Woody Plants Invading Grasslands
Cable, J.M., Ogle, K., Tyler, A.P., Pavao-Zuckerman, M.A. and Huxman, T.E. 2009. Woody plant encroachment impacts on soil carbon and microbial processes: results from a hierarchial Bayesian analysis of soil incubation data. Plant and Soil 320: 153-167.
The five researchers discovered that as the invading shrubs grow larger, "the soil beneath their canopies changes whereby all of the following tend to increase: soil carbon stocks, microbial biomass, substrate-use efficiency, and soil respiration." More specifically they report that "total organic carbon under mesquite (big and medium shrubs) was 1.8 and 1.5 times greater than total carbon under bare and grass microsites, respectively," that "microbial biomass was 1.9 and 2.3 times greater under mesquite (big and medium shrubs) compared to grass and bare microsites, respectively," and that "microbes associated with big mesquite had approximately threefold greater carbon substrate-use efficiency than the other three microsites."

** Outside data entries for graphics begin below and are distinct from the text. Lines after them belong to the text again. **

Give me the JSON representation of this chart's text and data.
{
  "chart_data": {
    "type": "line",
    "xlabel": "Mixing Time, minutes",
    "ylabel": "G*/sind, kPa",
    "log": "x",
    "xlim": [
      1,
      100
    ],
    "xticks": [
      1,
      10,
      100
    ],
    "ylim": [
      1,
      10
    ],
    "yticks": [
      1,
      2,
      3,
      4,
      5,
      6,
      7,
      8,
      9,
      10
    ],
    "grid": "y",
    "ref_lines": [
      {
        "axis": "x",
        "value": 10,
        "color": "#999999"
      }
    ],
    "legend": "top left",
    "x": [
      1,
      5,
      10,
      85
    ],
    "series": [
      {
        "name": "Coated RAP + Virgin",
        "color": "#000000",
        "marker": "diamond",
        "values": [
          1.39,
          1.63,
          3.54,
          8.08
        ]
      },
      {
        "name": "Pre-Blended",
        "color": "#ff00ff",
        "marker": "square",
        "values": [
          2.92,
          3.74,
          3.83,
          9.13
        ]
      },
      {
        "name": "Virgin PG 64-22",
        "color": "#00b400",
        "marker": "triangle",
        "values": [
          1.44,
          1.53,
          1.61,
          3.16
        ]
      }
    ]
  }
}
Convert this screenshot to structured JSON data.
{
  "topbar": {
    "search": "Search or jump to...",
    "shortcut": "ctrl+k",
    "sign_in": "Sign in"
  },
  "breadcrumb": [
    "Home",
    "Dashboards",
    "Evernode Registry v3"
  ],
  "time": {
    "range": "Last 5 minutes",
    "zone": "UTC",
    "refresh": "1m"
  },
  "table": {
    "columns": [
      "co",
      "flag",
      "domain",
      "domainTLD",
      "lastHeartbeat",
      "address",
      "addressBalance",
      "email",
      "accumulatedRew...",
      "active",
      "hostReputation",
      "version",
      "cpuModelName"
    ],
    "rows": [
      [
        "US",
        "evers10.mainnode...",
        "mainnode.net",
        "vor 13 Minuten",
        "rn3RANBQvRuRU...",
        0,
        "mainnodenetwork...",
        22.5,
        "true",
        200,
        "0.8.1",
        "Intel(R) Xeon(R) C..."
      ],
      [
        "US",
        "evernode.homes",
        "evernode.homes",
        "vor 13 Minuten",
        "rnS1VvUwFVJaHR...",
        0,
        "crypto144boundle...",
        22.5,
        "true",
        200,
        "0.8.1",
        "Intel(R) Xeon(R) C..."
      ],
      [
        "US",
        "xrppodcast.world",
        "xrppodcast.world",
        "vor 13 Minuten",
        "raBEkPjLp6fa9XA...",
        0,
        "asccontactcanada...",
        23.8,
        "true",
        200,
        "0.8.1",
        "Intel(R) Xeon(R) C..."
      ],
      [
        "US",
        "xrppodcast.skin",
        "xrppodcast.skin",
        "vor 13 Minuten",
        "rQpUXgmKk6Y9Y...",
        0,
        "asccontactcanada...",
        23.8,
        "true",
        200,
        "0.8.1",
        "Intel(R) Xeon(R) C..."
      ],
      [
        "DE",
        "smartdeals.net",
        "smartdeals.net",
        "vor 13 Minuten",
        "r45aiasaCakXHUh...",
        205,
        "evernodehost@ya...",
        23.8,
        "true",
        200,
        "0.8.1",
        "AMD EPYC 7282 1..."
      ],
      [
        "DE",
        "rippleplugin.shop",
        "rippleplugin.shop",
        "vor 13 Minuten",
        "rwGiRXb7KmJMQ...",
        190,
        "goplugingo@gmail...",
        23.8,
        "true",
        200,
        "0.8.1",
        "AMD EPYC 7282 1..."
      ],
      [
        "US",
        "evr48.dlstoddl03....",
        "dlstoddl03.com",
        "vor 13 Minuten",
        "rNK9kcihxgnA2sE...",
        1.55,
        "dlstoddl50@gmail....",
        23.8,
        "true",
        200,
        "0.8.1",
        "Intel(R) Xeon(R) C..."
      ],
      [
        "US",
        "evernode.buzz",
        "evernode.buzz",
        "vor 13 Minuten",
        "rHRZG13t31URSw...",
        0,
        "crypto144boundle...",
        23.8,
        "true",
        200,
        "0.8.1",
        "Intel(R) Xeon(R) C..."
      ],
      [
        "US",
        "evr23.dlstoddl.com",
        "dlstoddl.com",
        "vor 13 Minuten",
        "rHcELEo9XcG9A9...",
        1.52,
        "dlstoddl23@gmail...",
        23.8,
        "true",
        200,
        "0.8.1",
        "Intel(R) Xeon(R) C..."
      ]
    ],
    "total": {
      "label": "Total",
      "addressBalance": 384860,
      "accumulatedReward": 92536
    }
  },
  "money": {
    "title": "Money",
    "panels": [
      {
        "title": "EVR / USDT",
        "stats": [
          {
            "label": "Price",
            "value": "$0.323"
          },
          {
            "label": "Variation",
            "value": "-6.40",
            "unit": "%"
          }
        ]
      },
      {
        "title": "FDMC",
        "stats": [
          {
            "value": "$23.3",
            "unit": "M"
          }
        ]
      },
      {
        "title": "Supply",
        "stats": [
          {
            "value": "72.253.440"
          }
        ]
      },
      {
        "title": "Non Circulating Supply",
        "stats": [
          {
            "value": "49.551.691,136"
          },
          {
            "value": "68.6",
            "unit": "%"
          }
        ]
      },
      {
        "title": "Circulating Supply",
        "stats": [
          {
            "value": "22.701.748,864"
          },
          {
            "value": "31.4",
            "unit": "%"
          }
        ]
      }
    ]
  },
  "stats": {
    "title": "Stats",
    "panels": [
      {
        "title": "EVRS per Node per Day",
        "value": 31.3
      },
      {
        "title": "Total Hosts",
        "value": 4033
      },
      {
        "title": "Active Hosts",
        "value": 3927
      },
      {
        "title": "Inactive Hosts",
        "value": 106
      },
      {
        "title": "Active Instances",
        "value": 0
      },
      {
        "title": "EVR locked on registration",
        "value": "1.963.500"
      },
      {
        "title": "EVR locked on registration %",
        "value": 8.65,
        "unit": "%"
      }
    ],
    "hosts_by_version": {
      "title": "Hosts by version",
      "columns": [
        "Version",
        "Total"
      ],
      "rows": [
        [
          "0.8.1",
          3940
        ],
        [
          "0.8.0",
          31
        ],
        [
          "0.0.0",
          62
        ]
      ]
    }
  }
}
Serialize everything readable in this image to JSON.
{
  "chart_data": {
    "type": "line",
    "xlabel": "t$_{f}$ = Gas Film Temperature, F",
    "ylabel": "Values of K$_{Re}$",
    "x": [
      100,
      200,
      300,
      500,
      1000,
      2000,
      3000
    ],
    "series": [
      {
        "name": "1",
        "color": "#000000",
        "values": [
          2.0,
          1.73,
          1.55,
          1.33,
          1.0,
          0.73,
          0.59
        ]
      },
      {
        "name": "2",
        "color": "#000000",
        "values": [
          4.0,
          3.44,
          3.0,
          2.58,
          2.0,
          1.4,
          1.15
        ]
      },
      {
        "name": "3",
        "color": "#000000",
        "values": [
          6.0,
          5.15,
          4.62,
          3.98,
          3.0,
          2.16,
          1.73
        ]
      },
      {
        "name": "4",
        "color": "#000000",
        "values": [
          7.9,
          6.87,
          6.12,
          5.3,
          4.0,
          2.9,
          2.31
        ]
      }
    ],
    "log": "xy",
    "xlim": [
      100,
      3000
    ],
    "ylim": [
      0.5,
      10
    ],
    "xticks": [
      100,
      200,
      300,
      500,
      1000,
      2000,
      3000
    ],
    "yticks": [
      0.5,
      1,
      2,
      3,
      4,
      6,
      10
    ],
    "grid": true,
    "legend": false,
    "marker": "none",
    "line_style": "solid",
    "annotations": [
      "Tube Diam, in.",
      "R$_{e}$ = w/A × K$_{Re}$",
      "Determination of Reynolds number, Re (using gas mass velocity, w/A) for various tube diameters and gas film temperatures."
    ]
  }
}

Given such findings, it can likely be concluded that as the air's CO2 content continues to rise, promoting the spread of woody plants into semi-arid grasslands around the globe, ever more carbon will likely be captured and stored, both above- and below-ground, which phenomenon tends to slow the rate-of-rise of the atmosphere's CO2 concentration and reduce the ultimate degree of warmth that might otherwise be attained by the planet.